Derivatives of Curves. How do they work? How is the second derivative of a quadratic equation a constant? Is the second derivative the slope of the slope?

In: Mathematics

A derivative of a curve, y, evaluated at a point along the x-axis, x, is the slope of the line tangent to y at x.

When you calculate the derivative as a function it is just a quick way to find the slope of a tangent line at any point.

The second derivative is, indeed, the slope of lines tangent to points along the first derivative. Since the derivative of x^2 is just the line 2x passing through the origin, a tangent line at any point will just be the same line with a slope of 2.

Since this second derivative is just a constant, a horizontal line on the x-y plane, its tangent is just 0. It has no slope at any point.

A fourth derivative of a quadratic and beyond would all just be taking the slope of the horizontal line following the x axis and are mutually 0.

> Derivatives of Curves.
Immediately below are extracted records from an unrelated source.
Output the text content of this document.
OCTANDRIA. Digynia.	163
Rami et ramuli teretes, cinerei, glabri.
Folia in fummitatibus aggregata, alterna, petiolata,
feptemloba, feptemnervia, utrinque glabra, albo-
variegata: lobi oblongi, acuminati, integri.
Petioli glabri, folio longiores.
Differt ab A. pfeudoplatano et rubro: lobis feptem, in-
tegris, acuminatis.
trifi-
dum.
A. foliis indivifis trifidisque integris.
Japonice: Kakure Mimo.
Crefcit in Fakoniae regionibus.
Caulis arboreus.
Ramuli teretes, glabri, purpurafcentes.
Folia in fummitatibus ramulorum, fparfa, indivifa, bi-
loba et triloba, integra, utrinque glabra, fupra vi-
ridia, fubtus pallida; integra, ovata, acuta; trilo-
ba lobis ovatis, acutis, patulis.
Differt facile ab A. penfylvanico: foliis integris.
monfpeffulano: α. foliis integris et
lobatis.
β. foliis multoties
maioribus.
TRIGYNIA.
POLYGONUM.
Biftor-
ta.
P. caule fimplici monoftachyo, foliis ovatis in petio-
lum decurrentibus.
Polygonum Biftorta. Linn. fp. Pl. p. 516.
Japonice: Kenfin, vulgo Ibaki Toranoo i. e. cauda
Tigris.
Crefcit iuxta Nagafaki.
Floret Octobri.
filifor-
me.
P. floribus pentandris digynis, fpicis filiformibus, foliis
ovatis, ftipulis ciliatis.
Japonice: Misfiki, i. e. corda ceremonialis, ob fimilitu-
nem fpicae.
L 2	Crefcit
How do they work?

Basically, the slope of a curve at each point.

> How is the second derivative of a quadratic equation a constant?

Well the slope of quadratic curve is increasing at a constant rate.
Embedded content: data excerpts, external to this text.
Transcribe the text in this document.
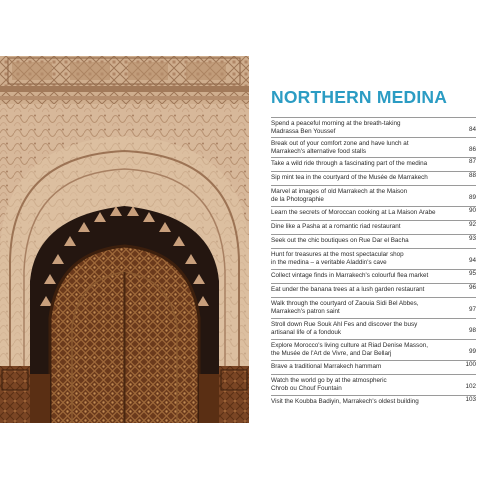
NORTHERN MEDINA
Spend a peaceful morning at the breath-taking
Madrassa Ben Youssef	84
Break out of your comfort zone and have lunch at
Marrakech's alternative food stalls	86
Take a wild ride through a fascinating part of the medina	87
Sip mint tea in the courtyard of the Musée de Marrakech	88
Marvel at images of old Marrakech at the Maison
de la Photographie	89
Learn the secrets of Moroccan cooking at La Maison Arabe	90
Dine like a Pasha at a romantic riad restaurant	92
Seek out the chic boutiques on Rue Dar el Bacha	93
Hunt for treasures at the most spectacular shop
in the medina – a veritable Aladdin's cave	94
Collect vintage finds in Marrakech's colourful flea market	95
Eat under the banana trees at a lush garden restaurant	96
Walk through the courtyard of Zaouia Sidi Bel Abbes,
Marrakech's patron saint	97
Stroll down Rue Souk Ahl Fes and discover the busy
artisanal life of a fondouk	98
Explore Morocco's living culture at Riad Denise Masson,
the Musée de l'Art de Vivre, and Dar Bellarj	99
Brave a traditional Marrakech hammam	100
Watch the world go by at the atmospheric
Chrob ou Chouf Fountain	102
Visit the Koubba Badiyin, Marrakech's oldest building	103
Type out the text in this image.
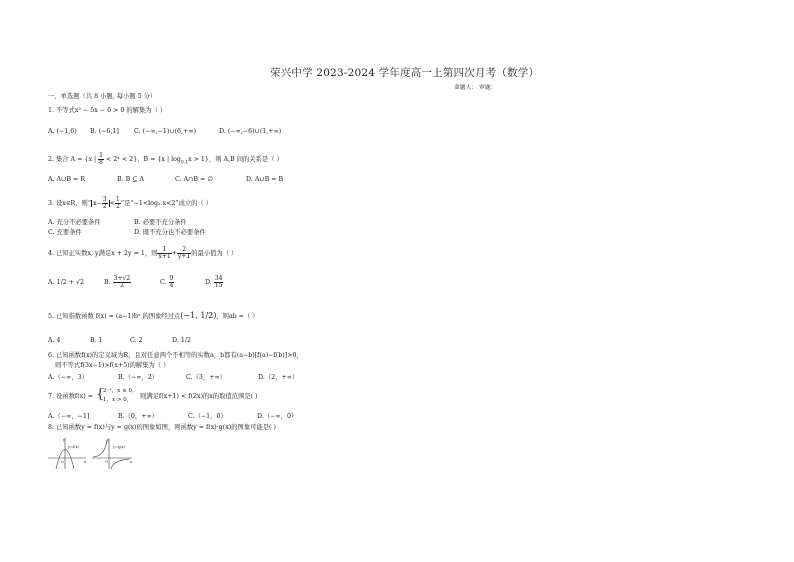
荣兴中学 2023-2024 学年度高一上第四次月考（数学）
命题人： 审题：
一、单选题（共 8 小题, 每小题 5 分）
1. 不等式x² − 5x − 6 > 0 的解集为（ ）
A. (−1,6) B. (−6,1] C. (−∞,−1)∪(6,+∞)	D. (−∞,−6)∪(1,+∞)
2. 集合 A = {x | $\frac{1}{8}$ < 2ˣ < 2}，B = {x | $\log_{0.1}x > 1$}，则 A,B 间的关系是（ ）
A. A∪B = R	B. B ⊆ A	C. A∩B = ∅	D. A∪B = B
3. 设x∈R，则“ $x- \frac{3}{2} < \frac{1}{2}$ ”是“−1<log₂ x<2”成立的（ ）
A. 充分不必要条件	B. 必要不充分条件
C. 充要条件	D. 既不充分也不必要条件
4. 已知正实数x, y满足x + 2y = 1，则 $\frac{1}{x+1} + \frac{2}{y+1}$ 的最小值为（ ）
A. 1/2 + √2	B. $\frac{3+√2}{2}$	C. $\frac{9}{4}$	D. $\frac{34}{15}$
5. 已知指数函数 f(x) = (a−1)bˣ 的图象经过点(−1, 1/2)，则ab =（ ）
A. 4	B. 1	C. 2	D. 1/2
6. 已知函数f(x)的定义域为R，且对任意两个不相等的实数a，b都有(a−b)[f(a)−f(b)]>0，
则不等式f(3x−1)>f(x+5)的解集为（ ）
A.（−∞，3）	B.（−∞，2）	C.（3，+∞）	D.（2，+∞）
7. 设函数f(x) = {
2⁻ˣ，x ≤ 0,
1，x > 0, 则满足f(x+1) < f(2x)的x的取值范围是( )
A.（−∞，−1]	B.（0，+∞）	C.（−1，0）	D.（−∞，0）
8. 已知函数y = f(x)与y = g(x)的图象如图，则函数y = f(x)·g(x)的图象可能是( )
y=f(x)
y
x
O
y=g(x)
y
x
O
The quadratic curve is increasing at a quadratic rate (by definition).

But the slope is increasing at a constant rate, which is why the 1st derivative is a straight diagonal line.

So the second derivative is simply the slope of the 1st derivative, which is constant since it is a straight line.
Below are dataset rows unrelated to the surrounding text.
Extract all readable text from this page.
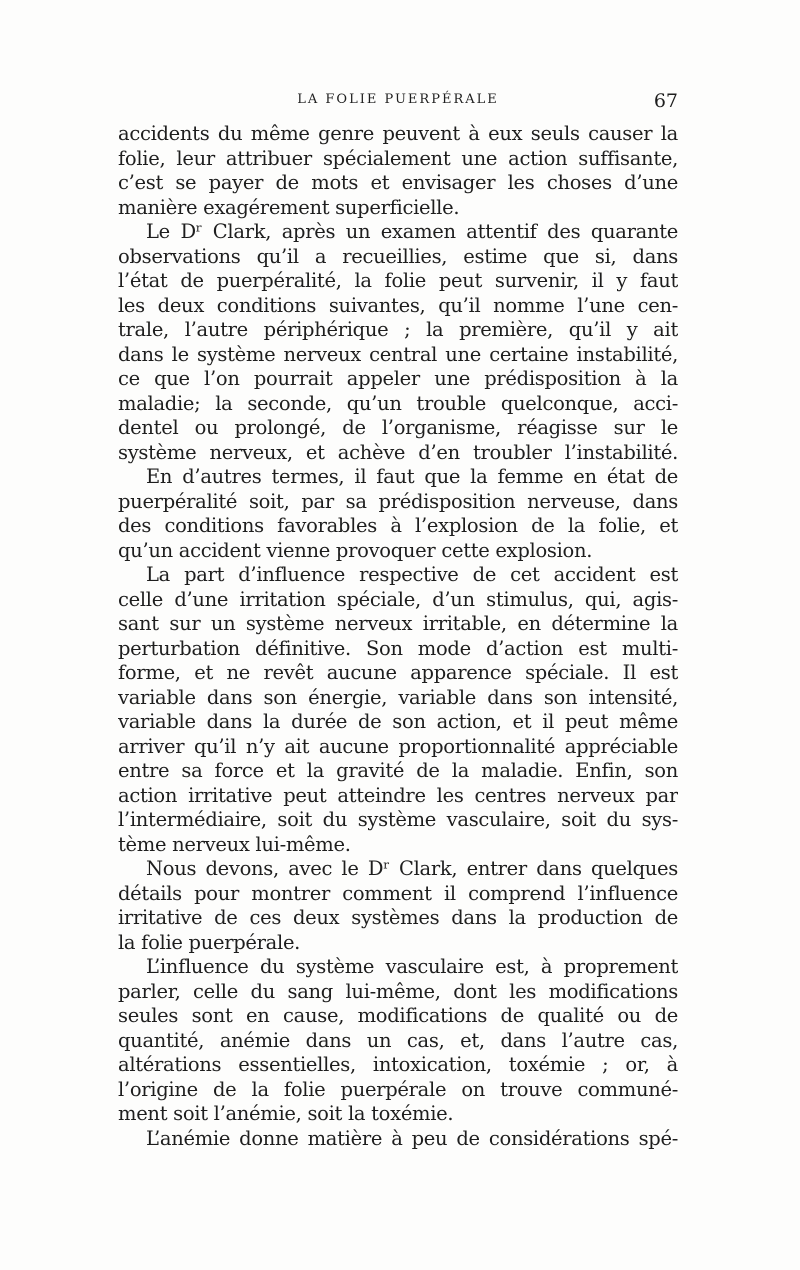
LA FOLIE PUERPÉRALE	67
accidents du même genre peuvent à eux seuls causer la
folie, leur attribuer spécialement une action suffisante,
c’est se payer de mots et envisager les choses d’une
manière exagérement superficielle.
Le Dʳ Clark, après un examen attentif des quarante
observations qu’il a recueillies, estime que si, dans
l’état de puerpéralité, la folie peut survenir, il y faut
les deux conditions suivantes, qu’il nomme l’une cen-
trale, l’autre périphérique ; la première, qu’il y ait
dans le système nerveux central une certaine instabilité,
ce que l’on pourrait appeler une prédisposition à la
maladie; la seconde, qu’un trouble quelconque, acci-
dentel ou prolongé, de l’organisme, réagisse sur le
système nerveux, et achève d’en troubler l’instabilité.
En d’autres termes, il faut que la femme en état de
puerpéralité soit, par sa prédisposition nerveuse, dans
des conditions favorables à l’explosion de la folie, et
qu’un accident vienne provoquer cette explosion.
La part d’influence respective de cet accident est
celle d’une irritation spéciale, d’un stimulus, qui, agis-
sant sur un système nerveux irritable, en détermine la
perturbation définitive. Son mode d’action est multi-
forme, et ne revêt aucune apparence spéciale. Il est
variable dans son énergie, variable dans son intensité,
variable dans la durée de son action, et il peut même
arriver qu’il n’y ait aucune proportionnalité appréciable
entre sa force et la gravité de la maladie. Enfin, son
action irritative peut atteindre les centres nerveux par
l’intermédiaire, soit du système vasculaire, soit du sys-
tème nerveux lui-même.
Nous devons, avec le Dʳ Clark, entrer dans quelques
détails pour montrer comment il comprend l’influence
irritative de ces deux systèmes dans la production de
la folie puerpérale.
L’influence du système vasculaire est, à proprement
parler, celle du sang lui-même, dont les modifications
seules sont en cause, modifications de qualité ou de
quantité, anémie dans un cas, et, dans l’autre cas,
altérations essentielles, intoxication, toxémie ; or, à
l’origine de la folie puerpérale on trouve communé-
ment soit l’anémie, soit la toxémie.
L’anémie donne matière à peu de considérations spé-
> How is the second derivative of a quadratic …

The highest power of x in a quadratic equation is 2, the square term. When you differentiate a variable raised to a power, the index decreases by one. So differentiating twice reduces that index to zero, a constant therefore no longer dependent on x.

> Is the second derivative ….

Yes the slope of the slope, or more succinctly, the curvature.

By taking the derivative of a function, we are essentially looking at the rate of change. Let’s take a simple example: f(x) = x^(2) – x + 1

If we take the first derivative, we end up with f'(x) = 2x + 1

If we plot both functions you’ll see that when f'(x) is equal to 0. The change in f(x) is also 0. Because the parabola has a minimum, at this point, it doesn’t go lower or higher. You can see this by looking at the green arrow in my [plot](http://prntscr.com/10n6ihw).

Before the minimum, if we move along the x-axis (left to right), we see that the parabola is decreasing. This is also indicated by f'(x) because the linear equation is negative at this point. Vice versa, if we move beyond the parabola’s minimum, it will start to increase. Again, here its derivative is positive.

Now for simplicity we will make the first derivative it’s own function! so f'(x) = g(x). Taking the derivative of this will indeed result in a constant. Why? Because the rate of change of g(x) is also constant. If we look at a new [plot](http://prntscr.com/10n6n1l) we see that that g(x) = 2x -1 increases by 2 y units, for every whole unit of x. This is also supported by its derivative g'(x) = 2

So when we take the second derivative of a function, we first look at the rate of change, and then we look at the rate of change OF the rate of change.

It’s more difficult to explain by words than to look at the graphs, I hope this helped you visualize it some more.

To add to other explanations: think of it in terms of physics. Start with the position. Take the time derivative, you get velocity which is the rate of change of position with time. Take the time derivative of velocity and you get acceleration, which is the rate of change of velocity with time. When, say, a car is accelerating at a constant rate, the acceleration is constant and thus the position function will be quadratic.

The derivate of a function is the rate of change of that function (with respect to a variable).

So if the second derivative is constant that means the rate of change of the rate of change is fixed.

As an example, you can think of the function as a constant acceleration. That implies that the velocity (first derivative) is changing linearly which implies that the distant (the function itself) increases quadratically.

>Is the second derivative the slope of the slope?

That’s exactly right.

>How is the second derivative of a quadratic equation a constant?

It just is. That’s more or less how a quadratic is defined, its a shape whose second derivative is constant, a shape whose slope increases proportionally to the x or whatever input you are using.

The derivative definition of the limit as h approaches x of (f(x) – f(h))/(x – h) is pretty self explanatory imo. This is just the slope formula, rise over run, but taken to an infinitesimally small rise over an infinitesimally small run.